Wednesday, April 1, 2015

Bill would shift burden of proof in campus rape cases

From page A2 | June 08, 2014 |

By Melody Gutierrez

SACRAMENTO — California lawmakers want to take the onus of preventing rape off victims by requiring that college students looking to hook up prove they had the green light.

The “affirmed consent” standard — already in place at many universities — could be required at all publicly funded California colleges and universities under a proposed state law being considered by the Legislature.

The move comes as women’s groups — joined by President Obama — have expressed outrage at the lax way college officials across the country have responded to reports of rape on their campuses.

But some say that requiring each partner to explicitly agree to have sex, known as “affirmed consent,” goes too far into people’s bedrooms and unfairly limits due process rights of the accused.

”The only thing this does is decrease the number of men on campus,” said Professor Gordon Finley of Florida International University, a critic of affirmative consent policies. “How do you prove affirmative consent? It’s inherently impossible to prove. It’s so far removed from everyone’s sex lives.”

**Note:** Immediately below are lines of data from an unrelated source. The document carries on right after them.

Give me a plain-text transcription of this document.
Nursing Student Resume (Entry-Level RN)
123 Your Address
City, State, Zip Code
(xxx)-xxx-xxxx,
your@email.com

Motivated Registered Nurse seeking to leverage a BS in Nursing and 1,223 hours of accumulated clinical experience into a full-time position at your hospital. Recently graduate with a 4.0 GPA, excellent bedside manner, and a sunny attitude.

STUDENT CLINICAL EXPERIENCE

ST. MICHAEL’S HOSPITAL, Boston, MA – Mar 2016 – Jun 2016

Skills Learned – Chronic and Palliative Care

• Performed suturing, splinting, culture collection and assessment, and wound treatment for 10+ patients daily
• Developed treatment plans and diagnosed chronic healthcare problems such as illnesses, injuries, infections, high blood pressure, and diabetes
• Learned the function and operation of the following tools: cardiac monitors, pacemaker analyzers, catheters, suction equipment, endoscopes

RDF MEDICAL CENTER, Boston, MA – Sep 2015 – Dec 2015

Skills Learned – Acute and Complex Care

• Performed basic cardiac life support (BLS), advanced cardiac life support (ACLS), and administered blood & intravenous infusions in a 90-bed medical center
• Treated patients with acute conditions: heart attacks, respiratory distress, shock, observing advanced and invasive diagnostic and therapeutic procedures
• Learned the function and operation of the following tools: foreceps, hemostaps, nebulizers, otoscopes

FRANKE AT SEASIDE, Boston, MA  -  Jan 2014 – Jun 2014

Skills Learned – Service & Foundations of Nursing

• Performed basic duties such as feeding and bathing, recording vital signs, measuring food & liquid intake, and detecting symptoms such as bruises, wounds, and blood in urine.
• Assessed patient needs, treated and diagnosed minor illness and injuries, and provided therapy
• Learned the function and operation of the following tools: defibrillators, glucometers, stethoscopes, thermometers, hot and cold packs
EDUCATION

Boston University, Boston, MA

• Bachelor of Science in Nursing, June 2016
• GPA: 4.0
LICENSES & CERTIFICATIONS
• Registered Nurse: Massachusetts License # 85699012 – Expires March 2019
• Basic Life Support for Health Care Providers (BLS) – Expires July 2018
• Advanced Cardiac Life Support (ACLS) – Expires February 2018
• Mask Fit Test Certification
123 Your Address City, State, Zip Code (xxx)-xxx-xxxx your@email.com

California lawmakers are considering legislation that would require state colleges and universities to adopt anti-sexual-assault policies that include the affirmed consent standard.

Affirmed consent is defined as an “unambiguous and conscious decision by each participant to engage in a mutually agreed upon sexual activity” with the consent ongoing throughout.

The proposed bill, SB967, says that “lack of protest or resistance does not mean consent, nor does silence,” and it’s the responsibility of the person initiating sex to ensure the other person consents.

The bill by state Sens. Kevin de Leon, D-Los Angeles, and Hannah-Beth Jackson, D-Santa Barbara, passed the Senate and is being considered by the Assembly.

”This bill makes a strong statement that California is moving from a culture of acceptance to a ‘no excuses’ culture,” Jackson said. “No excuses for rape … and no excuses for colleges and universities turning a blind eye to the problem of campus sexual assault and violence.”

The federal Clery Act and Title IX specify how colleges and universities are required to respond and disclose sexual assault crimes. But more students are coming forward to say their claims were not properly investigated or punishment was insufficient to nonexistent.

A group of students from University of California campuses pushed California lawmakers to authorize an audit to look at how certain UC and California State University campuses handle sexual assault cases. That audit is due this month.

”I think we have a huge problem in this country when statistics show one in five women will be sexually assaulted in college,” said Sofie Karasek, a 20-year-old UC Berkeley student. “Whatever action needs to be taken has to be bold. The culture has to change.”

Karasek said her school mishandled a sexual assault complaint she filed against a fellow student. Karasek said that after filing the complaint, school officials did not respond for seven months. She eventually received a short e-mail saying the man she accused had been found in violation of the code of conduct, but she said the disciplinary action was far too light.

”They really had no interest in disciplining him,” Karasek said.

In February, Karasek and 30 students and alumni filed a Title IX complaint against UC Berkeley for “systematically mishandling sexual assault cases.”

Kendall Anderson, 20, said she hopes the new bill will help change the way society views rape by changing what constitutes consent. Anderson, a student at Mills College in Oakland, reported being raped on campus in September by a man who was not a student. She said the trauma of the rape was worsened when she felt city police focused only on whether she had done enough to stop the assault. No charges were filed in her case.

”I think (the bill) has the potential to revolutionize the way society views rape,” Anderson said. “It places less burden of proof on the victim. If someone is robbed, is the robbery OK if the person didn’t explicitly say no? That’s how our society views sex crimes.”

But that pendulum swing has Joe Cohn, policy director at the Foundation for Individual Rights in Education, concerned. Cohn said he is worried that affirmed consent policies diminish due process protections for students accused of sex crimes.

”It’s clear that there are schools that have swept accusations under the carpet probably because in their determination it was bad publicity for them, while other schools view it as a headache,” Cohn said. “We are concerned that both of those situations are unethical and illegal. Then there are schools wanting to do the right thing, but have no competency to do that.”